From cc0d345e579c6f71cc8372566702f45de88b9be6 Mon Sep 17 00:00:00 2001
From: Jakob Nybo Nissen <jakobnybonissen@gmail.com>
Date: Thu, 28 Nov 2024 15:00:58 +0100
Subject: [PATCH] Use strobealign in AVAMB workflow

---
 workflow_avamb/avamb.snake.conda.smk          | 237 +++---------------
 workflow_avamb/config.json                    |   4 +-
 .../envs/{minimap2.yaml => strobealign.yaml}  |   4 +-
 workflow_avamb/src/abundance.py               |  54 ++++
 workflow_avamb/src/abundances_mask.py         |  40 ---
 workflow_avamb/src/create_abundances.py       |  36 ---
 workflow_avamb/src/write_abundances.py        |  34 ---
 7 files changed, 90 insertions(+), 319 deletions(-)
 rename workflow_avamb/envs/{minimap2.yaml => strobealign.yaml} (59%)
 create mode 100644 workflow_avamb/src/abundance.py
 delete mode 100644 workflow_avamb/src/abundances_mask.py
 delete mode 100644 workflow_avamb/src/create_abundances.py
 delete mode 100644 workflow_avamb/src/write_abundances.py

diff --git a/workflow_avamb/avamb.snake.conda.smk b/workflow_avamb/avamb.snake.conda.smk
index 6f301135..2688e317 100644
--- a/workflow_avamb/avamb.snake.conda.smk
+++ b/workflow_avamb/avamb.snake.conda.smk
@@ -25,8 +25,8 @@ MIN_BIN_SIZE = int(get_config("min_bin_size", "200000", r"[1-9]\d*$"))
 
 MIN_IDENTITY = float(get_config("min_identity", "0.95", r".*"))
 
-MM_MEM = get_config("minimap_mem", "35gb", r"[1-9]\d*GB$")
-MM_PPN = get_config("minimap_ppn", "10", r"[1-9]\d*$")
+SA_MEM = get_config("strobealign_mem", "35gb", r"[1-9]\d*GB$")
+SA_PPN = get_config("strobealign_ppn", "10", r"[1-9]\d*$")
 AVAMB_MEM = get_config("avamb_mem", "20gb", r"[1-9]\d*GB$")
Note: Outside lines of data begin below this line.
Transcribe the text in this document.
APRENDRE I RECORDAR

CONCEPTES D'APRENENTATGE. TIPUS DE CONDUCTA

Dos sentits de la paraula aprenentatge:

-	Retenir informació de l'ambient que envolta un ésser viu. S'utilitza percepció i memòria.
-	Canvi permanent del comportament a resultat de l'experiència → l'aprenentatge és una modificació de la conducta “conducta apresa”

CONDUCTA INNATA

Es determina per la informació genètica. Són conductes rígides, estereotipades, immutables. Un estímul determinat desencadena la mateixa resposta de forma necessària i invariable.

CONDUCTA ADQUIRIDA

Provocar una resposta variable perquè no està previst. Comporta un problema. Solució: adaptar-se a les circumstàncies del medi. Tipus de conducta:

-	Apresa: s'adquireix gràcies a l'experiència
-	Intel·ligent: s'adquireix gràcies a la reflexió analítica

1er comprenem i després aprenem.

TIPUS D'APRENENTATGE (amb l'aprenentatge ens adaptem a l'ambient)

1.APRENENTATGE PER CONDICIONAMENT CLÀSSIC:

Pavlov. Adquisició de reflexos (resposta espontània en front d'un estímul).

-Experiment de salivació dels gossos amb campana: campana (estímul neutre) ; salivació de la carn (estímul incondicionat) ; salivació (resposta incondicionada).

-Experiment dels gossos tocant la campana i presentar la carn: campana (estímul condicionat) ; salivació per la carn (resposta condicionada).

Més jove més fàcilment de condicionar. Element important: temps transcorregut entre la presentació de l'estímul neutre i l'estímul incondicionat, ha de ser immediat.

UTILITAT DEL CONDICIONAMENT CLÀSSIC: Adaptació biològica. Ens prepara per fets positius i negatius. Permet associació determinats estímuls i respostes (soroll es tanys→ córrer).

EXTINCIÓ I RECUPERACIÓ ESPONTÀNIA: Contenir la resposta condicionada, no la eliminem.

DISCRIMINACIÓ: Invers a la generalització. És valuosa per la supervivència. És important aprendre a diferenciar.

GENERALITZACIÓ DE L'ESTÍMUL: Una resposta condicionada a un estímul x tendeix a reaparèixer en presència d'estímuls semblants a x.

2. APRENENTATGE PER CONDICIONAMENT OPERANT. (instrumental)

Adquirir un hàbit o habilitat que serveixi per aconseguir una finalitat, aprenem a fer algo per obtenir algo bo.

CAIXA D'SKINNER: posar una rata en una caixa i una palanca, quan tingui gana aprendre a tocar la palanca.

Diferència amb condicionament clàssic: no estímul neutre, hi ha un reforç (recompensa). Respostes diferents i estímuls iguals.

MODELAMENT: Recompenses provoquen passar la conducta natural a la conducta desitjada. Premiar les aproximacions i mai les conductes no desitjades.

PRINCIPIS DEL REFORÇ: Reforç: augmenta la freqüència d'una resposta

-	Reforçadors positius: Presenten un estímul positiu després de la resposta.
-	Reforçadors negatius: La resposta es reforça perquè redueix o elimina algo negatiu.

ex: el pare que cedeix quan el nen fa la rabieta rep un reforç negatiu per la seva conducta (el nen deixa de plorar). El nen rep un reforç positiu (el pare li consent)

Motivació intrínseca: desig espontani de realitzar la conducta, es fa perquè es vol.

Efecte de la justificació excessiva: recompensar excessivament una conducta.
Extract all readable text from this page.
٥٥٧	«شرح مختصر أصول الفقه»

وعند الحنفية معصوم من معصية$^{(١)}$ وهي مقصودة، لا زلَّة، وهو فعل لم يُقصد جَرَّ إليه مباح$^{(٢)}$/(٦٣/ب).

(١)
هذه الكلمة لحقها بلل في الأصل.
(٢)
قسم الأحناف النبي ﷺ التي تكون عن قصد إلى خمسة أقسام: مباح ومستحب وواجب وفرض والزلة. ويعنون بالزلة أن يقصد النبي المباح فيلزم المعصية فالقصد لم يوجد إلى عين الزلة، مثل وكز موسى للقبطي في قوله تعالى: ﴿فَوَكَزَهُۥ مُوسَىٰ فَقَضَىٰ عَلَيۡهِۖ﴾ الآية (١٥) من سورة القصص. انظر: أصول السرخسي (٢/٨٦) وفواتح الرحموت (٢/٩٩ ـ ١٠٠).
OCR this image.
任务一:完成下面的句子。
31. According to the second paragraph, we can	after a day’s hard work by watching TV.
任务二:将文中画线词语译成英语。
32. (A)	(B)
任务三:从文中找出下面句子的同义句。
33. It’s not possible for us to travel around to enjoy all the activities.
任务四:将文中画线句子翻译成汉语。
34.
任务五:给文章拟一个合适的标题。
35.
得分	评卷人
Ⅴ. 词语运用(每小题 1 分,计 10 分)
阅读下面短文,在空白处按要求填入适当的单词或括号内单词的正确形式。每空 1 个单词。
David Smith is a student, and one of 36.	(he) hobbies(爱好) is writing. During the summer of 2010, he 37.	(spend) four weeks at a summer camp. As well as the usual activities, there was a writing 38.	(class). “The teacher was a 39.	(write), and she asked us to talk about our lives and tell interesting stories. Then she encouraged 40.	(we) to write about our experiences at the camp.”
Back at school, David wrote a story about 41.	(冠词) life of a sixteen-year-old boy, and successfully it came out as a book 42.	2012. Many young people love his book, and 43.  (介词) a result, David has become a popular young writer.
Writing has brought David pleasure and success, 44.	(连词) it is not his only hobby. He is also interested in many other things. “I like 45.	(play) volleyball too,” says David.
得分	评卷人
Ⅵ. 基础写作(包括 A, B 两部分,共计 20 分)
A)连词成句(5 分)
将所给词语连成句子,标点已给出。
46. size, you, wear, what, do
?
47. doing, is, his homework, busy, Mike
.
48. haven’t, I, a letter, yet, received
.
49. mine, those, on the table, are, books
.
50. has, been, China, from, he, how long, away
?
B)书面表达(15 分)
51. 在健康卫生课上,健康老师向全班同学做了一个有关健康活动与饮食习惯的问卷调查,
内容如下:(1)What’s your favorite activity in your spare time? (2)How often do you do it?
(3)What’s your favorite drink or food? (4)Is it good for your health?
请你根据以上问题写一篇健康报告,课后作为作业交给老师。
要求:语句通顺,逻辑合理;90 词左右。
 AVAMB_PPN = get_config("avamb_ppn", "10", r"[1-9]\d*(:gpus=[1-9]\d*)?$")
 
@@ -102,234 +102,61 @@ rule cat_contigs:
         "avamb"
     shell: "python {params.path} {output} {input} -m {MIN_CONTIG_SIZE}"
 
-# Index resulting contig-file with minimap2
-rule index:
+# Create abundance tables by aligning reads to the catalogue
+rule strobealign:
     input:
         contigs = os.path.join(OUTDIR,"contigs.flt.fna.gz")
-    output:
-        mmi = os.path.join(OUTDIR,"contigs.flt.mmi")
-    params:
-        walltime="864000",
-        nodes="1",
-        ppn="1"
-    resources:
-        mem="90GB"
-    threads:
-        1
-    log:
-        out_ind = os.path.join(OUTDIR,"log/contigs/index.log"),
-        o = os.path.join(OUTDIR,"log/contigs/index.o"),
-        e = os.path.join(OUTDIR,"log/contigs/index.e")
- 
-
-    conda: 
-        "envs/minimap2.yaml"
-    shell:
-        "minimap2 -I {INDEX_SIZE} -d {output} {input} 2> {log.out_ind}"
-
-# This rule creates a SAM header from a FASTA file.
-# We need it because minimap2 for truly unknowable reasons will write
-# SAM headers INTERSPERSED in the output SAM file, making it unparseable.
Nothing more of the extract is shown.